MOSAiC stands for Multidisciplinary drifting Observatory for the Study of Arctic Climate. Its goal was to produce precise, long-term measurements that will improve the models scientists use to study climate change and predict global weather patterns. Much of that work focused on the interaction of the changing sea ice, the atmosphere and the ocean itself.

Working at a station on the ice called Droneville, Jozef and her team launched drones to measure conditions such as temperature, pressure, wind speed and humidity in the lowest thousand meters of the atmosphere.

“This gives us data about what the lower atmosphere looks like and how this can change from the late winter through the late summer,” she said. “Drones are not typically flown this far north so this data is really unique.”

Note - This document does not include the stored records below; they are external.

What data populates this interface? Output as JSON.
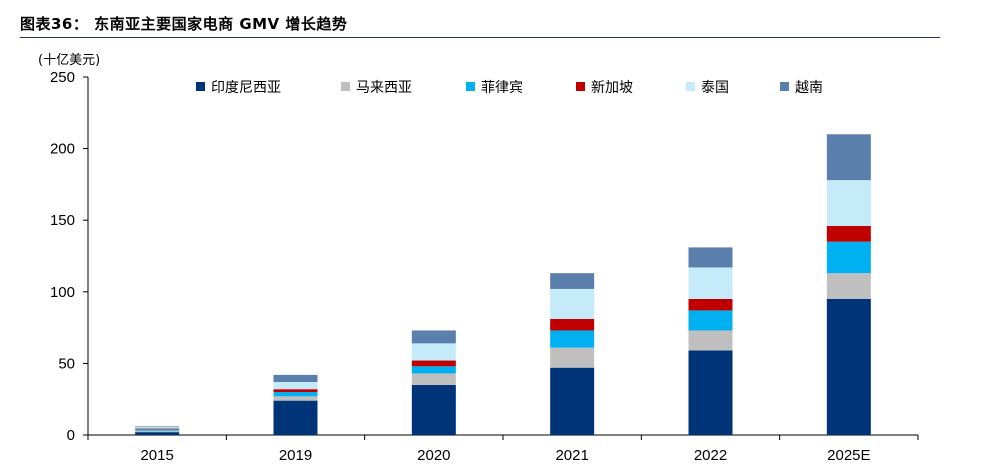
{
  "title": "图表36： 东南亚主要国家电商 GMV 增长趋势",
  "chart_data": {
    "type": "bar",
    "stacked": true,
    "unit_label": "(十亿美元)",
    "categories": [
      "2015",
      "2019",
      "2020",
      "2021",
      "2022",
      "2025E"
    ],
    "series": [
      {
        "name": "印度尼西亚",
        "color": "#003478",
        "values": [
          2,
          24,
          35,
          47,
          59,
          95
        ]
      },
      {
        "name": "马来西亚",
        "color": "#bfbfbf",
        "values": [
          1,
          3,
          8,
          14,
          14,
          18
        ]
      },
      {
        "name": "菲律宾",
        "color": "#00b0f0",
        "values": [
          1,
          3,
          5,
          12,
          14,
          22
        ]
      },
      {
        "name": "新加坡",
        "color": "#c00000",
        "values": [
          0.5,
          2,
          4,
          8,
          8,
          11
        ]
      },
      {
        "name": "泰国",
        "color": "#c5ebfa",
        "values": [
          1,
          5,
          12,
          21,
          22,
          32
        ]
      },
      {
        "name": "越南",
        "color": "#5b7fad",
        "values": [
          0.5,
          5,
          9,
          11,
          14,
          32
        ]
      }
    ],
    "ylim": [
      0,
      250
    ],
    "yticks": [
      0,
      50,
      100,
      150,
      200,
      250
    ],
    "grid": false,
    "legend_position": "top"
  }
}
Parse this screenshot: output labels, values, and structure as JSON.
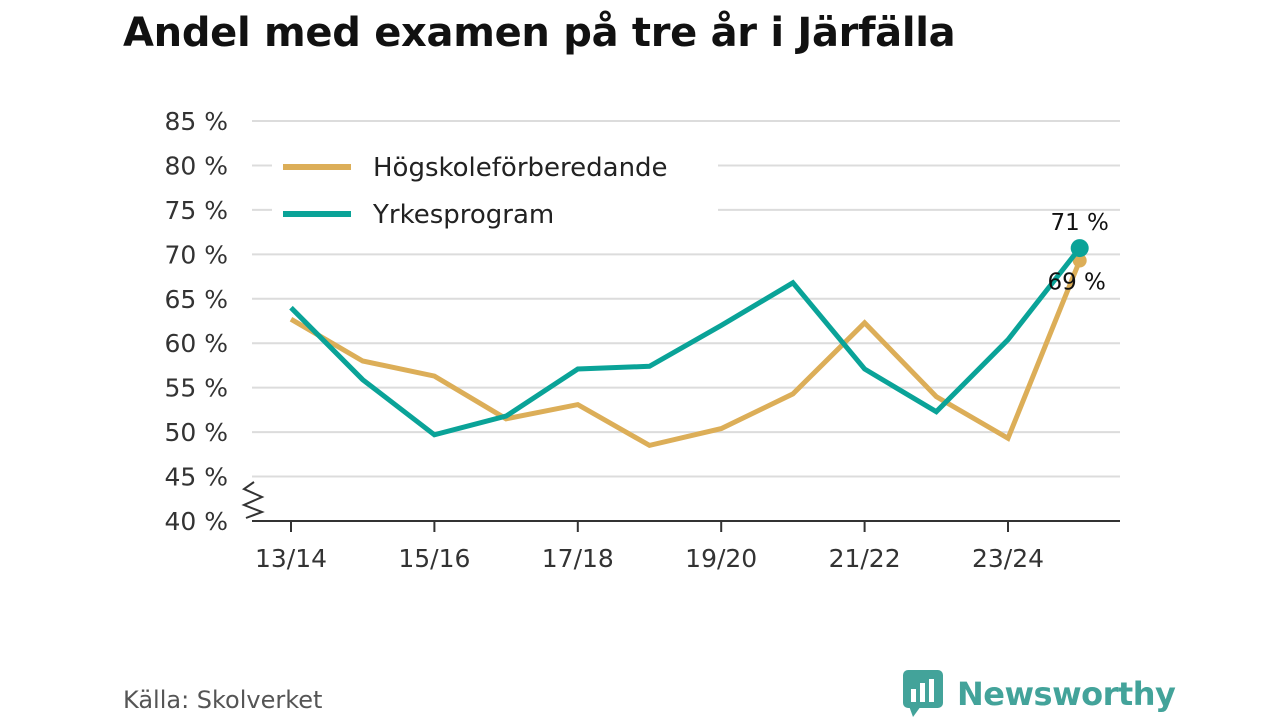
{
  "title": "Andel med examen på tre år i Järfälla",
  "source": "Källa: Skolverket",
  "brand": {
    "name": "Newsworthy",
    "icon": "newsworthy-logo-icon",
    "color": "#43a39a"
  },
  "chart_data": {
    "type": "line",
    "title": "Andel med examen på tre år i Järfälla",
    "xlabel": "",
    "ylabel": "",
    "ylim": [
      40,
      85
    ],
    "y_ticks": [
      40,
      45,
      50,
      55,
      60,
      65,
      70,
      75,
      80,
      85
    ],
    "y_tick_suffix": " %",
    "categories": [
      "13/14",
      "14/15",
      "15/16",
      "16/17",
      "17/18",
      "18/19",
      "19/20",
      "20/21",
      "21/22",
      "22/23",
      "23/24",
      "24/25"
    ],
    "x_tick_labels": [
      "13/14",
      "15/16",
      "17/18",
      "19/20",
      "21/22",
      "23/24"
    ],
    "axis_break": true,
    "grid": true,
    "legend_position": "top-left",
    "series": [
      {
        "name": "Högskoleförberedande",
        "color": "#dcae58",
        "values": [
          62.7,
          58,
          56.3,
          51.5,
          53.1,
          48.5,
          50.4,
          54.3,
          62.3,
          54,
          49.3,
          69.3
        ],
        "end_label": "69 %"
      },
      {
        "name": "Yrkesprogram",
        "color": "#0aa398",
        "values": [
          64,
          55.9,
          49.7,
          51.8,
          57.1,
          57.4,
          62,
          66.8,
          57.1,
          52.3,
          60.4,
          70.7
        ],
        "end_label": "71 %"
      }
    ]
  }
}
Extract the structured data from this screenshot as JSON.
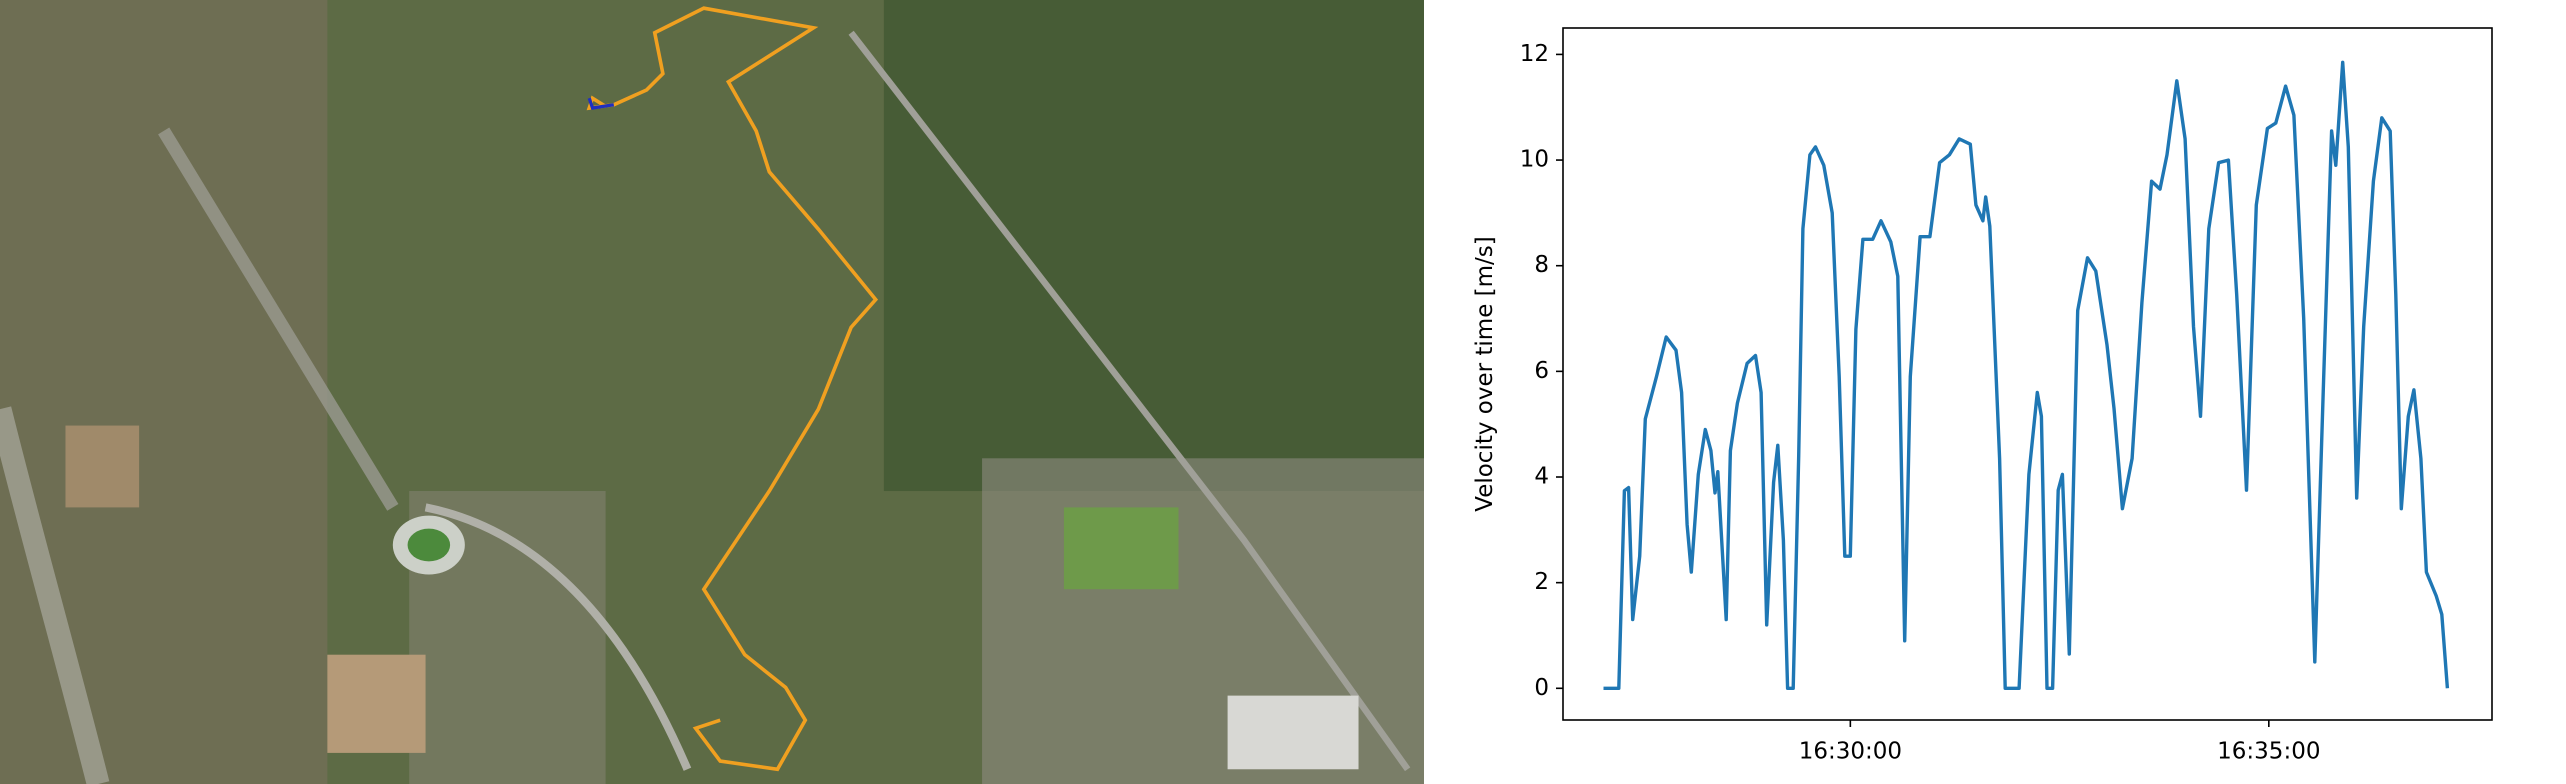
{
  "chart_data": {
    "type": "line",
    "y_label": "Velocity over time [m/s]",
    "color": "#1f77b4",
    "x": [
      "16:27:03",
      "16:27:14",
      "16:27:18",
      "16:27:21",
      "16:27:24",
      "16:27:29",
      "16:27:33",
      "16:27:41",
      "16:27:48",
      "16:27:55",
      "16:27:59",
      "16:28:03",
      "16:28:06",
      "16:28:11",
      "16:28:16",
      "16:28:20",
      "16:28:23",
      "16:28:25",
      "16:28:31",
      "16:28:34",
      "16:28:39",
      "16:28:46",
      "16:28:52",
      "16:28:56",
      "16:29:00",
      "16:29:05",
      "16:29:08",
      "16:29:12",
      "16:29:15",
      "16:29:19",
      "16:29:23",
      "16:29:26",
      "16:29:31",
      "16:29:35",
      "16:29:41",
      "16:29:47",
      "16:29:52",
      "16:29:56",
      "16:30:00",
      "16:30:04",
      "16:30:09",
      "16:30:16",
      "16:30:22",
      "16:30:29",
      "16:30:34",
      "16:30:39",
      "16:30:43",
      "16:30:50",
      "16:30:57",
      "16:31:04",
      "16:31:11",
      "16:31:18",
      "16:31:26",
      "16:31:30",
      "16:31:35",
      "16:31:37",
      "16:31:40",
      "16:31:47",
      "16:31:51",
      "16:32:01",
      "16:32:08",
      "16:32:14",
      "16:32:17",
      "16:32:21",
      "16:32:25",
      "16:32:29",
      "16:32:32",
      "16:32:37",
      "16:32:43",
      "16:32:50",
      "16:32:56",
      "16:33:04",
      "16:33:09",
      "16:33:15",
      "16:33:22",
      "16:33:29",
      "16:33:36",
      "16:33:42",
      "16:33:47",
      "16:33:54",
      "16:34:00",
      "16:34:06",
      "16:34:11",
      "16:34:17",
      "16:34:24",
      "16:34:31",
      "16:34:37",
      "16:34:44",
      "16:34:51",
      "16:34:59",
      "16:35:05",
      "16:35:12",
      "16:35:18",
      "16:35:25",
      "16:35:33",
      "16:35:39",
      "16:35:45",
      "16:35:48",
      "16:35:53",
      "16:35:57",
      "16:36:03",
      "16:36:08",
      "16:36:15",
      "16:36:21",
      "16:36:27",
      "16:36:31",
      "16:36:35",
      "16:36:40",
      "16:36:44",
      "16:36:49",
      "16:36:53",
      "16:37:00",
      "16:37:04",
      "16:37:08"
    ],
    "values": [
      0,
      0,
      3.74,
      3.8,
      1.3,
      2.5,
      5.1,
      5.9,
      6.65,
      6.4,
      5.6,
      3.1,
      2.2,
      4.05,
      4.9,
      4.5,
      3.7,
      4.1,
      1.3,
      4.5,
      5.4,
      6.15,
      6.3,
      5.6,
      1.2,
      3.9,
      4.6,
      2.8,
      0,
      0,
      4.4,
      8.7,
      10.1,
      10.25,
      9.9,
      9.0,
      5.9,
      2.5,
      2.5,
      6.8,
      8.5,
      8.5,
      8.85,
      8.45,
      7.8,
      0.9,
      5.9,
      8.55,
      8.55,
      9.95,
      10.1,
      10.4,
      10.3,
      9.15,
      8.85,
      9.3,
      8.75,
      4.35,
      0,
      0,
      4.05,
      5.6,
      5.15,
      0,
      0,
      3.75,
      4.05,
      0.65,
      7.15,
      8.15,
      7.9,
      6.5,
      5.3,
      3.4,
      4.35,
      7.3,
      9.6,
      9.45,
      10.1,
      11.5,
      10.4,
      6.85,
      5.15,
      8.7,
      9.95,
      10.0,
      7.45,
      3.75,
      9.15,
      10.6,
      10.7,
      11.4,
      10.85,
      7.0,
      0.5,
      5.6,
      10.55,
      9.9,
      11.85,
      10.25,
      3.6,
      6.85,
      9.6,
      10.8,
      10.55,
      7.45,
      3.4,
      5.15,
      5.65,
      4.35,
      2.2,
      1.75,
      1.4,
      0
    ],
    "xlim": [
      "16:26:34",
      "16:37:40"
    ],
    "xticks": [
      "16:30:00",
      "16:35:00"
    ],
    "ylim": [
      -0.6,
      12.5
    ],
    "yticks": [
      0,
      2,
      4,
      6,
      8,
      10,
      12
    ]
  }
}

The team always included a “bear guard,” someone who stood watch with a rifle and flare gun in case a polar bear approached. The closest one she saw, she said, was from the ship.

Jozef blogged regularly during the trip and posted a video tour of the Polarstern, showing off a gym, sauna and bar. The accommodations weren’t bad, she said, but there wasn’t really space to get away from people.

Ultimately, getting Jozef and her colleagues off the boat meant changing the Polarstern’s schedule. The ship had to leave the ice for a while to rotate crews. That meant the hope of collecting data every day for a solid year went by the wayside, but Shupe said some equipment remained on the ice while they were gone.

“I guess we made the most out of these challenges that presented themselves,” he said.

Despite all of the uncertainty, he said, MOSAiC accomplished what he’d hoped it would.

“The Arctic revealed itself for what it is right now, and that’s [a] tremendous opportunity for us as scientists; to be there, to see the Arctic revealing itself as it is because that’s what we’re trying to study. And so I can only characterize this mission as definitely a huge success.”